李維思微微點了點頭,內疚地說:“浪費了你一晚上時間,真不好意思。”
錢雪芳溫情地說:“沒什麼,我晚上正好也沒事。時間還早,想不想再到裏面坐一會兒?”
李維思覺得回家也是孤身一人,無聊得很,不如在此讓她陪着說說話,玩耍一會,便挽着錢雪芳走進娛樂城,徑直來到樓上的按摩房。一進房間,門一關,他就把錢雪芳摟住了,繼而又想解她的衣服。
錢雪芳輕聲說:“我倒黴了,今天陪不了你。你想的話,我給你叫個小姐吧?”
李維思感到很遺憾,半晌才鬆開手:“那就算了。”
錢雪芳體貼地說:“沒關係的,我不喫醋。有幾個小姐妹跟我不錯,比我年輕漂亮。你要嫌我挑不好的話,我叫她們上來,你自己挑,行嗎?一個兩個都行,她們會好好侍侯你的。”
李維思固執地說:“不,我只要你。如果你不方便,我也不會找別人。”
錢雪芳怔了一下,見他說得認真,驀地一陣感動,一頭撲入了他的懷抱。
李維思摟着她,又說:“雪芳,我不想看你在這種地方呆下去,我心裏不舒服!你跟我回去吧,離開這裏。我有一套房子,租的,兩個人住沒問題。你跟我住在一起吧!”
錢雪芳輕嘆道:“我也不想呆在這裏,但沒辦法,我得賺錢,每個月我得給家裏寄錢。
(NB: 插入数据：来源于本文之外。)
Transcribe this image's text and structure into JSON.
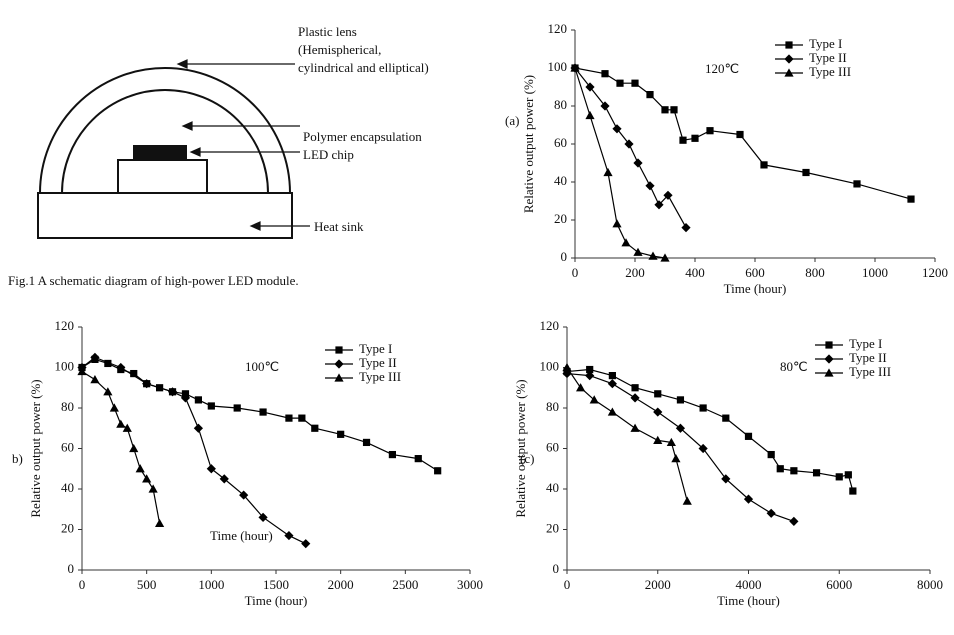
{
  "diagram": {
    "lens_label": [
      "Plastic lens",
      "(Hemispherical,",
      "cylindrical and elliptical)"
    ],
    "encapsulation_label": "Polymer encapsulation",
    "chip_label": "LED chip",
    "heatsink_label": "Heat sink",
    "caption": "Fig.1 A schematic diagram of high-power LED module."
  },
  "chart_data": [
    {
      "type": "line",
      "panel_label": "(a)",
      "annotation": "120℃",
      "xlabel": "Time (hour)",
      "ylabel": "Relative output power (%)",
      "xlim": [
        0,
        1200
      ],
      "ylim": [
        0,
        120
      ],
      "xticks": [
        0,
        200,
        400,
        600,
        800,
        1000,
        1200
      ],
      "yticks": [
        0,
        20,
        40,
        60,
        80,
        100,
        120
      ],
      "series": [
        {
          "name": "Type I",
          "marker": "square",
          "color": "#000",
          "x": [
            0,
            100,
            150,
            200,
            250,
            300,
            330,
            360,
            400,
            450,
            550,
            630,
            770,
            940,
            1120
          ],
          "values": [
            100,
            97,
            92,
            92,
            86,
            78,
            78,
            62,
            63,
            67,
            65,
            49,
            45,
            39,
            31
          ]
        },
        {
          "name": "Type II",
          "marker": "diamond",
          "color": "#000",
          "x": [
            0,
            50,
            100,
            140,
            180,
            210,
            250,
            280,
            310,
            370
          ],
          "values": [
            100,
            90,
            80,
            68,
            60,
            50,
            38,
            28,
            33,
            16
          ]
        },
        {
          "name": "Type III",
          "marker": "triangle",
          "color": "#000",
          "x": [
            0,
            50,
            110,
            140,
            170,
            210,
            260,
            300
          ],
          "values": [
            100,
            75,
            45,
            18,
            8,
            3,
            1,
            0
          ]
        }
      ]
    },
    {
      "type": "line",
      "panel_label": "b)",
      "annotation": "100℃",
      "inner_label": "Time (hour)",
      "xlabel": "Time (hour)",
      "ylabel": "Relative output power (%)",
      "xlim": [
        0,
        3000
      ],
      "ylim": [
        0,
        120
      ],
      "xticks": [
        0,
        500,
        1000,
        1500,
        2000,
        2500,
        3000
      ],
      "yticks": [
        0,
        20,
        40,
        60,
        80,
        100,
        120
      ],
      "series": [
        {
          "name": "Type I",
          "marker": "square",
          "color": "#000",
          "x": [
            0,
            100,
            200,
            300,
            400,
            500,
            600,
            700,
            800,
            900,
            1000,
            1200,
            1400,
            1600,
            1700,
            1800,
            2000,
            2200,
            2400,
            2600,
            2750
          ],
          "values": [
            100,
            104,
            102,
            99,
            97,
            92,
            90,
            88,
            87,
            84,
            81,
            80,
            78,
            75,
            75,
            70,
            67,
            63,
            57,
            55,
            49
          ]
        },
        {
          "name": "Type II",
          "marker": "diamond",
          "color": "#000",
          "x": [
            0,
            100,
            300,
            500,
            700,
            800,
            900,
            1000,
            1100,
            1250,
            1400,
            1600,
            1730
          ],
          "values": [
            100,
            105,
            100,
            92,
            88,
            85,
            70,
            50,
            45,
            37,
            26,
            17,
            13
          ]
        },
        {
          "name": "Type III",
          "marker": "triangle",
          "color": "#000",
          "x": [
            0,
            100,
            200,
            250,
            300,
            350,
            400,
            450,
            500,
            550,
            600
          ],
          "values": [
            98,
            94,
            88,
            80,
            72,
            70,
            60,
            50,
            45,
            40,
            23
          ]
        }
      ]
    },
    {
      "type": "line",
      "panel_label": "(c)",
      "annotation": "80℃",
      "xlabel": "Time (hour)",
      "ylabel": "Relative output power (%)",
      "xlim": [
        0,
        8000
      ],
      "ylim": [
        0,
        120
      ],
      "xticks": [
        0,
        2000,
        4000,
        6000,
        8000
      ],
      "yticks": [
        0,
        20,
        40,
        60,
        80,
        100,
        120
      ],
      "series": [
        {
          "name": "Type I",
          "marker": "square",
          "color": "#000",
          "x": [
            0,
            500,
            1000,
            1500,
            2000,
            2500,
            3000,
            3500,
            4000,
            4500,
            4700,
            5000,
            5500,
            6000,
            6200,
            6300
          ],
          "values": [
            98,
            99,
            96,
            90,
            87,
            84,
            80,
            75,
            66,
            57,
            50,
            49,
            48,
            46,
            47,
            39
          ]
        },
        {
          "name": "Type II",
          "marker": "diamond",
          "color": "#000",
          "x": [
            0,
            500,
            1000,
            1500,
            2000,
            2500,
            3000,
            3500,
            4000,
            4500,
            5000
          ],
          "values": [
            97,
            96,
            92,
            85,
            78,
            70,
            60,
            45,
            35,
            28,
            24
          ]
        },
        {
          "name": "Type III",
          "marker": "triangle",
          "color": "#000",
          "x": [
            0,
            300,
            600,
            1000,
            1500,
            2000,
            2300,
            2400,
            2650
          ],
          "values": [
            100,
            90,
            84,
            78,
            70,
            64,
            63,
            55,
            34
          ]
        }
      ]
    }
  ]
}
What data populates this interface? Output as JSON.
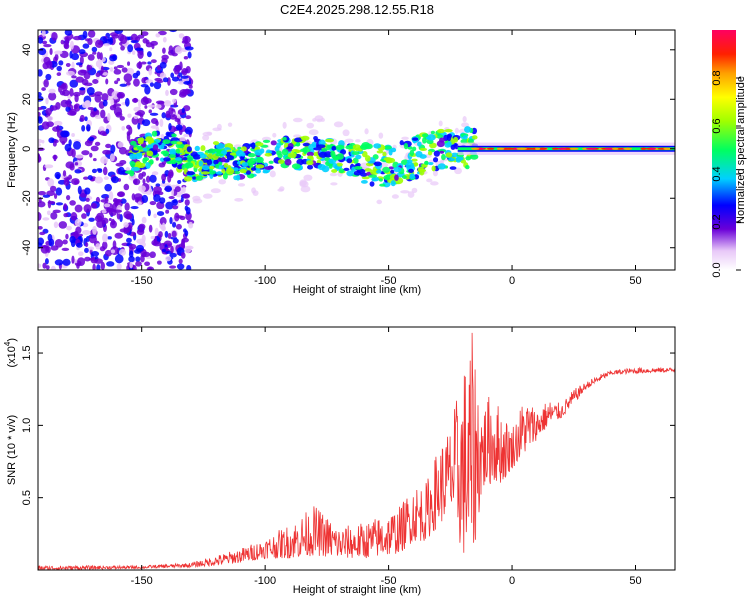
{
  "title": "C2E4.2025.298.12.55.R18",
  "chart_data": [
    {
      "type": "heatmap",
      "xlabel": "Height of straight line (km)",
      "ylabel": "Frequency (Hz)",
      "xlim": [
        -192,
        66
      ],
      "ylim": [
        -49,
        48
      ],
      "xticks": [
        -150,
        -100,
        -50,
        0,
        50
      ],
      "yticks": [
        -40,
        -20,
        0,
        20,
        40
      ],
      "colorbar": {
        "label": "Normalized spectral amplitude",
        "ticks": [
          "0.0",
          "0.2",
          "0.4",
          "0.6",
          "0.8"
        ],
        "range": [
          0,
          1
        ]
      },
      "ridge": {
        "description_points_x": [
          -150,
          -140,
          -130,
          -120,
          -110,
          -100,
          -90,
          -80,
          -70,
          -60,
          -50,
          -40,
          -30,
          -20,
          -10,
          0,
          20,
          40,
          66
        ],
        "frequency_y": [
          -2,
          2,
          -7,
          -4,
          -6,
          -3,
          -2,
          -1,
          -3,
          -6,
          -7,
          -4,
          0,
          0,
          -1,
          0,
          0,
          0,
          0
        ]
      }
    },
    {
      "type": "line",
      "xlabel": "Height of straight line (km)",
      "ylabel": "SNR (10 * v/v)",
      "multiplier": "(x10",
      "multiplier_exp": "4",
      "multiplier_close": ")",
      "xlim": [
        -192,
        66
      ],
      "ylim": [
        0,
        1.68
      ],
      "xticks": [
        -150,
        -100,
        -50,
        0,
        50
      ],
      "yticks": [
        "0.5",
        "1.0",
        "1.5"
      ],
      "envelope": {
        "x": [
          -192,
          -150,
          -130,
          -120,
          -110,
          -100,
          -90,
          -80,
          -70,
          -60,
          -50,
          -45,
          -40,
          -35,
          -30,
          -25,
          -20,
          -16,
          -12,
          -8,
          -4,
          0,
          5,
          10,
          15,
          20,
          25,
          30,
          35,
          40,
          50,
          66
        ],
        "upper": [
          0.03,
          0.03,
          0.05,
          0.1,
          0.15,
          0.22,
          0.32,
          0.45,
          0.3,
          0.33,
          0.4,
          0.45,
          0.6,
          0.6,
          0.85,
          1.0,
          1.4,
          1.65,
          1.15,
          1.25,
          1.1,
          1.0,
          1.2,
          1.12,
          1.18,
          1.15,
          1.25,
          1.3,
          1.35,
          1.38,
          1.4,
          1.4
        ],
        "lower": [
          0.0,
          0.01,
          0.02,
          0.03,
          0.05,
          0.08,
          0.08,
          0.1,
          0.08,
          0.08,
          0.1,
          0.12,
          0.2,
          0.2,
          0.3,
          0.4,
          0.1,
          0.05,
          0.55,
          0.6,
          0.6,
          0.7,
          0.8,
          0.9,
          1.0,
          1.05,
          1.15,
          1.25,
          1.3,
          1.35,
          1.36,
          1.37
        ]
      },
      "series_color": "#ee3333"
    }
  ]
}
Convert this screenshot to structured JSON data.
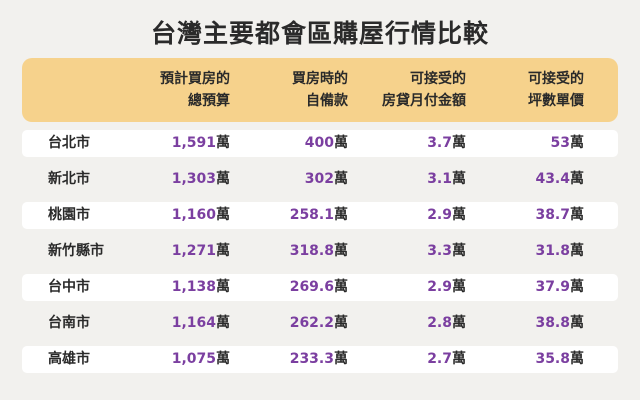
{
  "title": "台灣主要都會區購屋行情比較",
  "unit": "萬",
  "header": {
    "col1": [
      "預計買房的",
      "總預算"
    ],
    "col2": [
      "買房時的",
      "自備款"
    ],
    "col3": [
      "可接受的",
      "房貸月付金額"
    ],
    "col4": [
      "可接受的",
      "坪數單價"
    ]
  },
  "rows": [
    {
      "city": "台北市",
      "budget": "1,591",
      "down_payment": "400",
      "monthly": "3.7",
      "unit_price": "53"
    },
    {
      "city": "新北市",
      "budget": "1,303",
      "down_payment": "302",
      "monthly": "3.1",
      "unit_price": "43.4"
    },
    {
      "city": "桃園市",
      "budget": "1,160",
      "down_payment": "258.1",
      "monthly": "2.9",
      "unit_price": "38.7"
    },
    {
      "city": "新竹縣市",
      "budget": "1,271",
      "down_payment": "318.8",
      "monthly": "3.3",
      "unit_price": "31.8"
    },
    {
      "city": "台中市",
      "budget": "1,138",
      "down_payment": "269.6",
      "monthly": "2.9",
      "unit_price": "37.9"
    },
    {
      "city": "台南市",
      "budget": "1,164",
      "down_payment": "262.2",
      "monthly": "2.8",
      "unit_price": "38.8"
    },
    {
      "city": "高雄市",
      "budget": "1,075",
      "down_payment": "233.3",
      "monthly": "2.7",
      "unit_price": "35.8"
    }
  ],
  "colors": {
    "header_bg": "#f6d28c",
    "value": "#7b3fa0",
    "page_bg": "#f2f1ee",
    "row_bg": "#ffffff"
  }
}
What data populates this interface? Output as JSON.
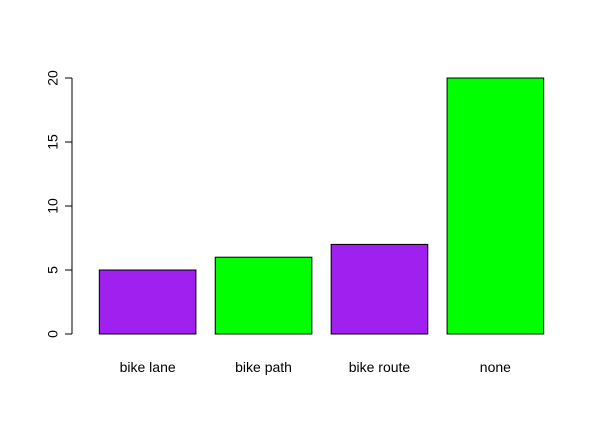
{
  "chart_data": {
    "type": "bar",
    "categories": [
      "bike lane",
      "bike path",
      "bike route",
      "none"
    ],
    "values": [
      5,
      6,
      7,
      20
    ],
    "colors": [
      "#a020f0",
      "#00ff00",
      "#a020f0",
      "#00ff00"
    ],
    "ylim": [
      0,
      20
    ],
    "yticks": [
      0,
      5,
      10,
      15,
      20
    ],
    "ytick_labels": [
      "0",
      "5",
      "10",
      "15",
      "20"
    ],
    "grid": false,
    "title": "",
    "xlabel": "",
    "ylabel": ""
  }
}
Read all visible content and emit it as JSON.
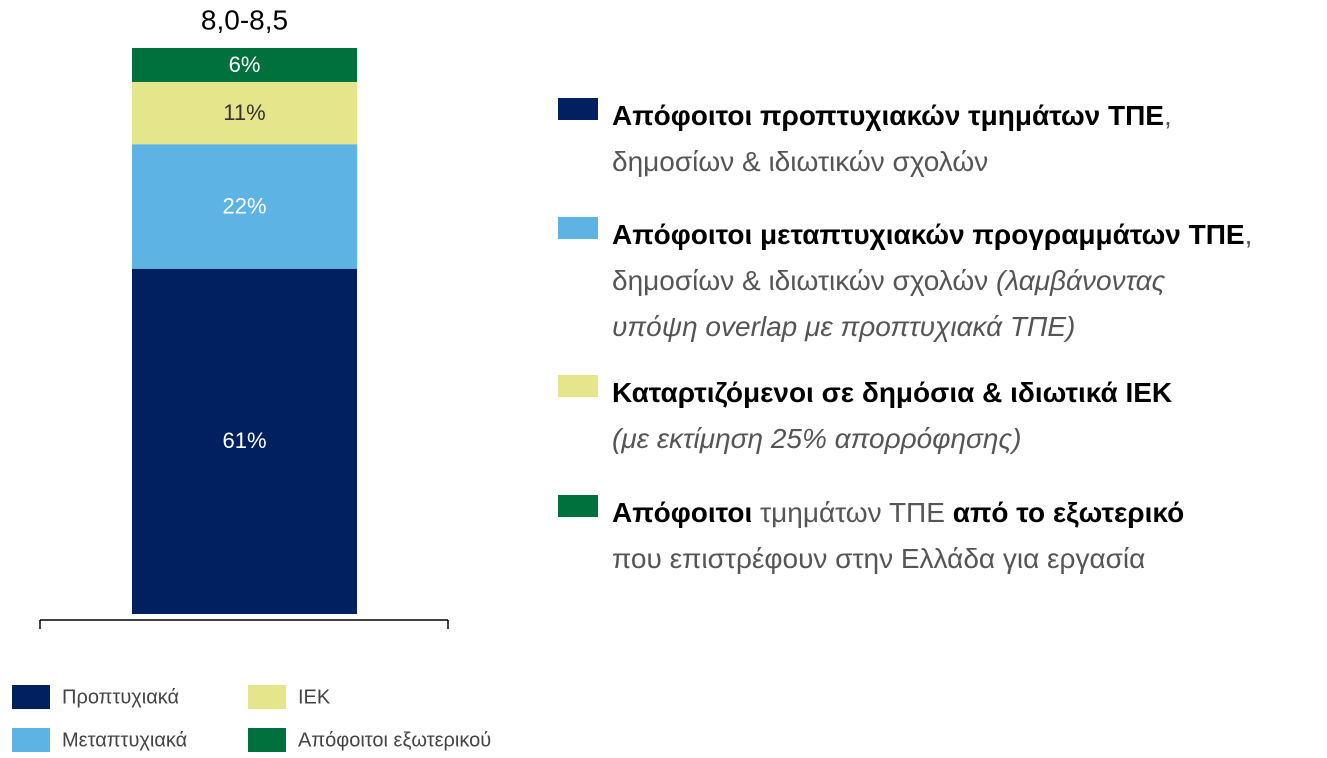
{
  "chart_data": {
    "type": "stacked_bar",
    "categories": [
      "8,0-8,5"
    ],
    "ylim": [
      0,
      100
    ],
    "series": [
      {
        "name": "Προπτυχιακά",
        "color": "#002060",
        "values": [
          61
        ],
        "value_labels": [
          "61%"
        ]
      },
      {
        "name": "Μεταπτυχιακά",
        "color": "#5db3e4",
        "values": [
          22
        ],
        "value_labels": [
          "22%"
        ]
      },
      {
        "name": "ΙΕΚ",
        "color": "#e5e68c",
        "values": [
          11
        ],
        "value_labels": [
          "11%"
        ]
      },
      {
        "name": "Απόφοιτοι εξωτερικού",
        "color": "#00703c",
        "values": [
          6
        ],
        "value_labels": [
          "6%"
        ]
      }
    ],
    "annotations": [
      {
        "lines": [
          [
            {
              "text": "Απόφοιτοι προπτυχιακών τμημάτων ΤΠΕ",
              "style": "strong"
            },
            {
              "text": ",",
              "style": "normal"
            }
          ],
          [
            {
              "text": "δημοσίων & ιδιωτικών σχολών",
              "style": "normal"
            }
          ]
        ]
      },
      {
        "lines": [
          [
            {
              "text": "Απόφοιτοι μεταπτυχιακών προγραμμάτων ΤΠΕ",
              "style": "strong"
            },
            {
              "text": ",",
              "style": "normal"
            }
          ],
          [
            {
              "text": "δημοσίων & ιδιωτικών σχολών ",
              "style": "normal"
            },
            {
              "text": "(λαμβάνοντας",
              "style": "italic"
            }
          ],
          [
            {
              "text": "υπόψη overlap με προπτυχιακά ΤΠΕ)",
              "style": "italic"
            }
          ]
        ]
      },
      {
        "lines": [
          [
            {
              "text": "Καταρτιζόμενοι σε δημόσια & ιδιωτικά ΙΕΚ",
              "style": "strong"
            }
          ],
          [
            {
              "text": "(με εκτίμηση 25% απορρόφησης)",
              "style": "italic"
            }
          ]
        ]
      },
      {
        "lines": [
          [
            {
              "text": "Απόφοιτοι",
              "style": "strong"
            },
            {
              "text": " τμημάτων ΤΠΕ ",
              "style": "normal"
            },
            {
              "text": "από το εξωτερικό",
              "style": "strong"
            }
          ],
          [
            {
              "text": "που επιστρέφουν στην Ελλάδα για εργασία",
              "style": "normal"
            }
          ]
        ]
      }
    ]
  }
}
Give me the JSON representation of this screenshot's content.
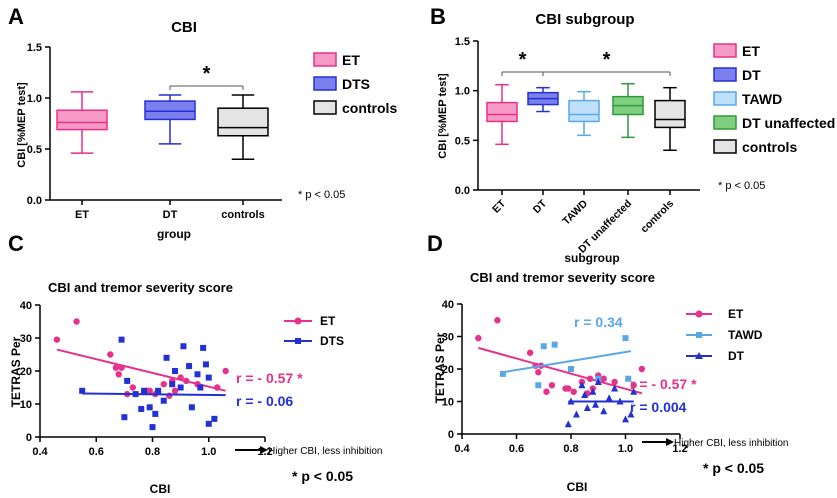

”
“要寄多少?”
“1000至1500。”
李維思說:“這筆錢我給你出。我在外企,收入還不錯,這點錢出得起。你就住在我家裏,什麼也不用幹,我養着你。萬一哪天我賺不到錢,實在養不了你了,你再走,行嗎?”
錢雪芳仍是猶豫:“我還是覺得不合適。你這麼出衆,又有錢,應該找個溫柔賢惠的女孩,成個家,安安心心過日子。至於我,只是你跟你愛人呆煩了,想出來消遣消遣,換換心情的時候,纔來找我。我住到你家裏去,那豈不是本末倒置?維思,我知道你是好意,但我怕耽誤你。”
“我現在根本沒心思考慮成家的事。”李維思黯然一嘆。自從夏荷走後,他一直心灰意冷,加上找個中意的人也難,便索性不往這方面想。
錢雪芳看了他一眼,一時也明白了他的心情,道:“既然如此,我就聽你的吧。不過,假如哪一天你遇上合適的人,覺得我多餘了,就直截了當跟我說一聲,我就走,不拖累你,我們好聚好散。”
隨即,她找到娛樂城老闆,說了些辭別的話,收拾一下東西,便跟李維思回家。